20. yüzyılın başında Varna plajında bir retro gezi çok ilginç manzaraları da beraberinde getiriyor
İlk başlarda turistler denize elbiselerle giriyormuş, fakat daha sonra kadınların elbiseleri gittikçe kısalmaya başlamış. “Akıl almaz kısa etekler” ahlak bekçilerinden büyük eleştiriler almaya başlar. Erkekler ise Varna’da plaja örme tulumlarla girer. Etekler kısalınca ve erkekler de örme mayoları giyince “etrafa düzen” vermek ihtiyacı doğmuş.
İlk banyolar (plaj alanları) kadın ve erkek olmak üzere ikiye ayrılmış. Kumsalda deniz boyundaki köprünün bir tarafı kadınlar plajı, diğer tarafına erkekler plajı kurulmuş. Ortadaki köprüde ise ahlakı, düzeni kontrol eden ve en peki kadınlar ile erkeklerin karışmamasını gözetleyen muhafız- bekçiler gezermiş.

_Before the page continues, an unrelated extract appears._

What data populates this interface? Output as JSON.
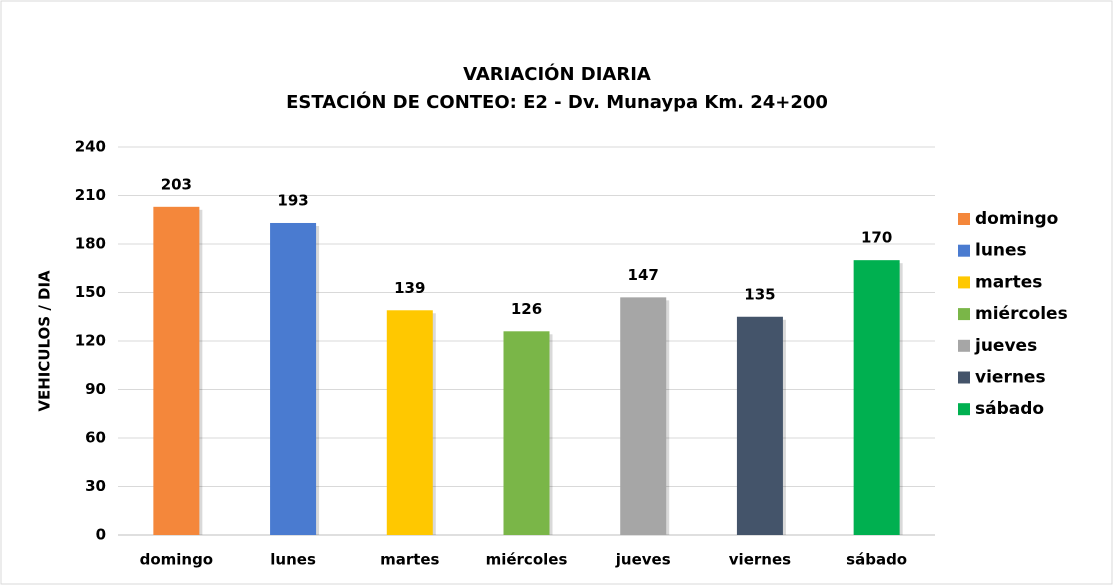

Bu ilginç bilgileri paylaştı Sonya Georgieva ve daha sonra sosyalizm dönemdeki durumu da anlattı.
Sosyalizm döneminde Varna Doğu Blok'un “Deniz Başkenti” olur. Bu dönem için neler söylenebilir?
Sosyalizm yıllarında devlet sosyalist cepheden ülkelerle büyük grup halinde organize turistlerin gelmesi için anlaşmalar imzalar. Özellikle sendikalar ve mesleki gruplara göre Varna’ya binlerce yabancı turist gelir. Batı turistleri de celbetmek için Varna belediyesi o zamanlarda Batı Alman Frölich Reisen turizm acentesiyle büyük anlaşma imzalar. 60’lı yıllarda ise Varna yakınındaki tatil köyleri kurulmaya başlar. İşte bu deniz sayfiyeleri de Karadeniz’de toplu turizmin temellerini oluşturur.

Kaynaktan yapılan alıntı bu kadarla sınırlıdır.